As professoras de matemática andaram agitadas desde o fim de semana. O Expresso publicou no sábado um artigo de opinião subscrito por vários membros da Sociedade Portuguesa de Investigação em Educação Matemática, entre as quais uma das maiores especialistas em avaliação das aprendizagens. O conteúdo, confuso e pouco interessante, foca-se nas directivas anunciadas pelo ministério da educação no sentido de limitar o uso de calculadoras nos primeiros anos de escolaridade. O objectivo do artigo é concluir que o novo programa de matemática vai reduzir a escombros a "competência matemática do país".

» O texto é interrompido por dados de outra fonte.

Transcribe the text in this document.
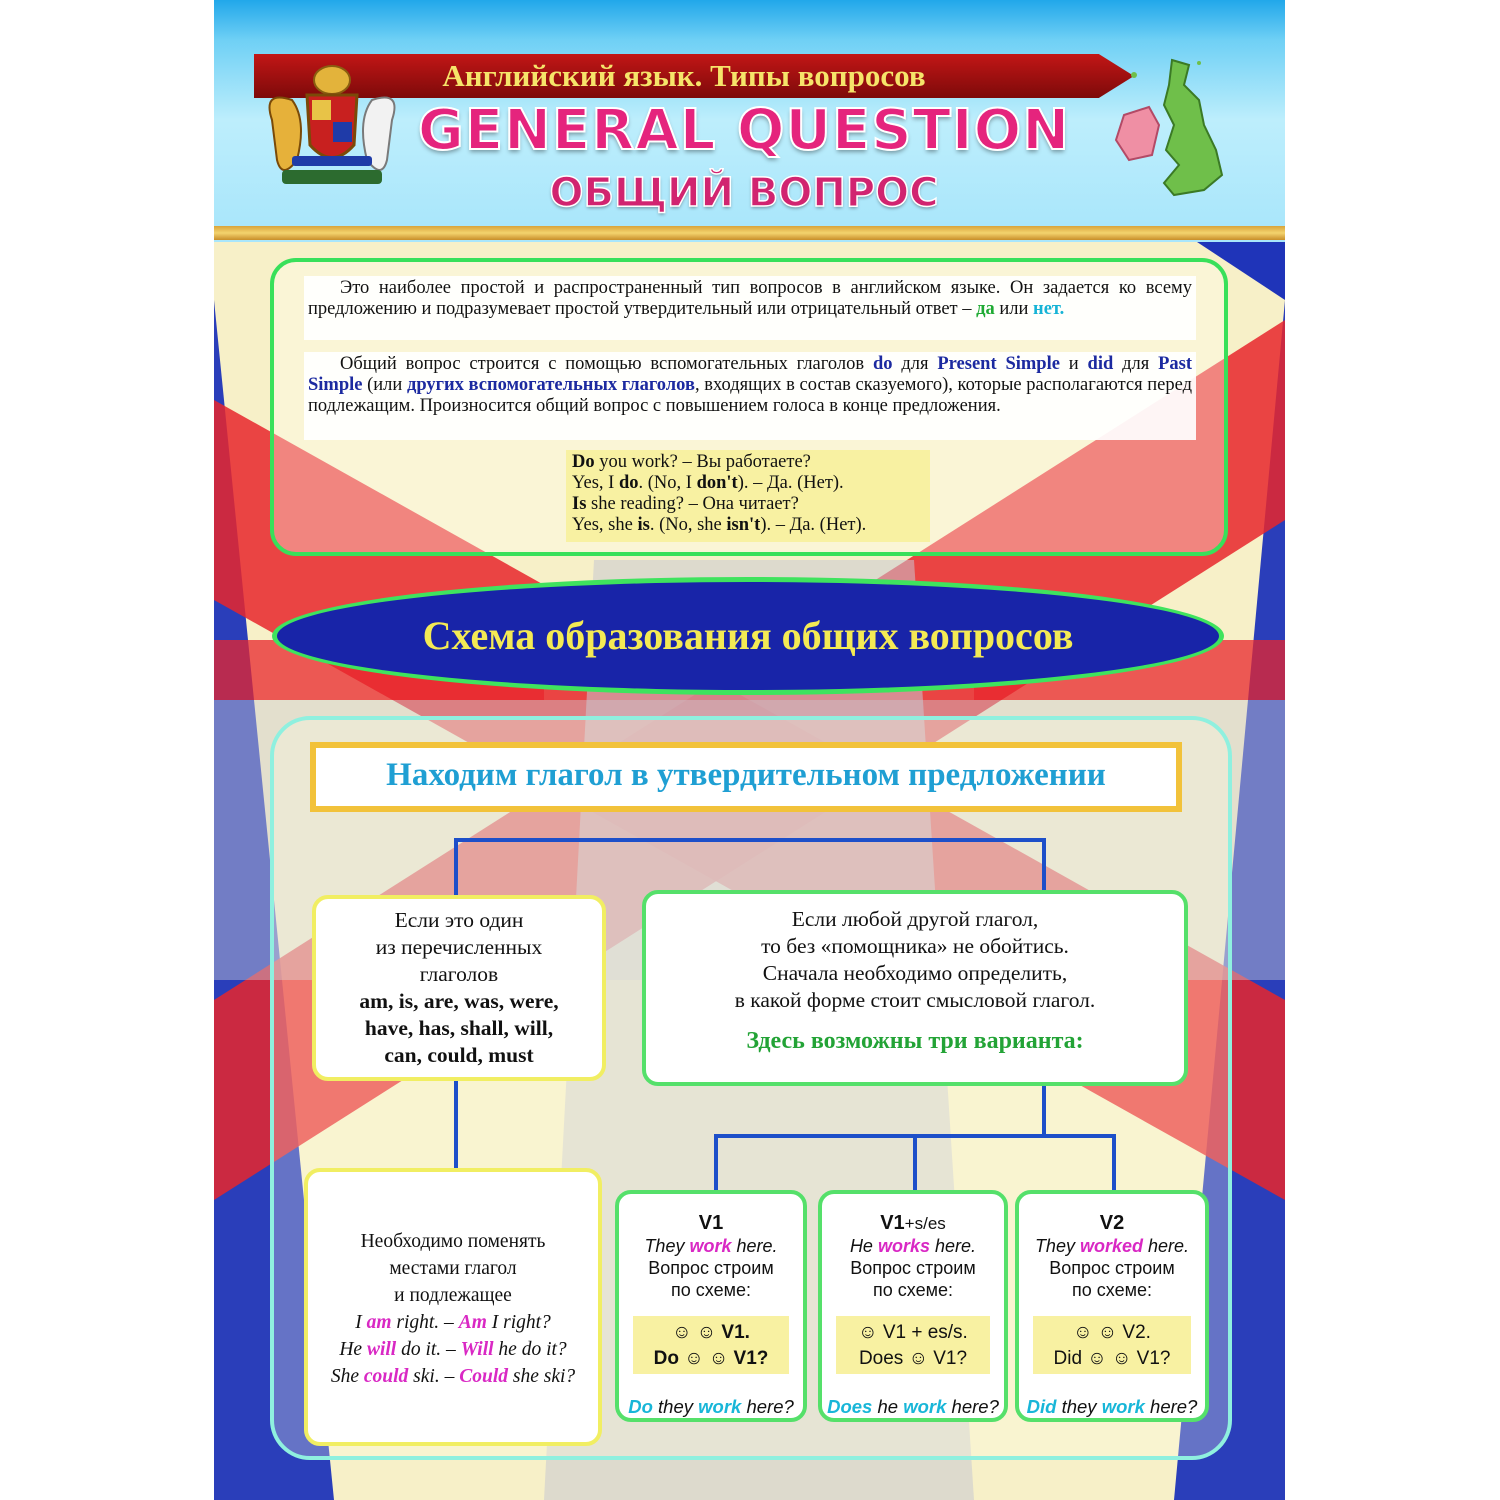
Английский язык. Типы вопросов
GENERAL QUESTION
ОБЩИЙ ВОПРОС
Это наиболее простой и распространенный тип вопросов в английском языке. Он задается ко всему предложению и подразумевает простой утвердительный или отрицательный ответ – да или нет.
Общий вопрос строится с помощью вспомогательных глаголов do для Present Simple и did для Past Simple (или других вспомогательных глаголов, входящих в состав сказуемого), которые располагаются перед подлежащим. Произносится общий вопрос с повышением голоса в конце предложения.
Do you work? – Вы работаете?
Yes, I do. (No, I don't). – Да. (Нет).
Is she reading? – Она читает?
Yes, she is. (No, she isn't). – Да. (Нет).
Схема образования общих вопросов
Находим глагол в утвердительном предложении
Если это один
из перечисленных
глаголов
am, is, are, was, were,
have, has, shall, will,
can, could, must
Если любой другой глагол,
то без «помощника» не обойтись.
Сначала необходимо определить,
в какой форме стоит смысловой глагол.
Здесь возможны три варианта:
Необходимо поменять
местами глагол
и подлежащее
I am right. – Am I right?
He will do it. – Will he do it?
She could ski. – Could she ski?
V1
They work here.
Вопрос строим
по схеме:
☺ ☺ V1.
Do ☺ ☺ V1?
Do they work here?
V1+s/es
He works here.
Вопрос строим
по схеме:
☺ V1 + es/s.
Does ☺ V1?
Does he work here?
V2
They worked here.
Вопрос строим
по схеме:
☺ ☺ V2.
Did ☺ ☺ V1?
Did they work here?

Também a presidente da APM, preocupada com um "retrocesso de 40 anos" no ensino da matemática, confessou ao PÚBLICO o seu pessimismo. A senhora refere:
-deficiências graves ao nível da sua estrutura e lógica global, ao nível pedagógico e didáctico e o nível dos conteúdos programáticos - curiosa afirmação vinda dos apoiantes de programas anteriores, onde essas deficiências abundavam.
-não tendo em conta a investigação desenvolvida neste domínio - aquilo que é referido como investigação neste domínio caracteriza-se, frequentemente, por estudos de caso, e as conclusões são registadas num discurso de plástico onde se confunde a realidade com o olhar dos autores.
-muitos matemáticos, ao longo da história desta ciência, trabalharam produtivamente com objectos matemáticos muito antes destes estarem adequadamente definidos - isto é rigorosamente verdade, mas tal invocação neste lugar revela falta de bom senso pedagógico. Está aqui à vista um ponto fraco maior dos ideais construtivistas, também visível no artigo do Expresso. No ensino não há que repetir os passos dados pelos criadores que tactearam até ao aperfeiçoamento das ideias e das teorias. Não só porque as salas de aula não estão apinhadas de Arquimedes ou Isaac Newtons em quantidade suficiente, mas porque até os Newtons apreciam o apoio nos ombros de gigantes, para que em tempo útil consigam dar um passo avante. Se passarmos o tempo a reconstruir o passado não chegamos sequer ao presente, quanto mais ao futuro.
Estas lamentações não surpreendem. Durante muitos anos (pelo menos desde 1997) programas de matemática de muito baixa qualidade foram adoptados, com o apoio destas pessoas ou outras em posições semelhantes, pelos ministérios que estiveram em cena. Os programas em si não são um factor decisivo do sucesso: a acção individual dos bons professores, que existem apesar de tudo, é mais determinante, felizmente. Mas maus programas têm inspirando manuais deficientes, onde abundam textos incoerentes, por vezes incompreensíveis, o que não é muito bom para estudar matemática. Se os novos programas propiciarem o aparecimento de materiais de estudo com qualidade, já terão valido a pena.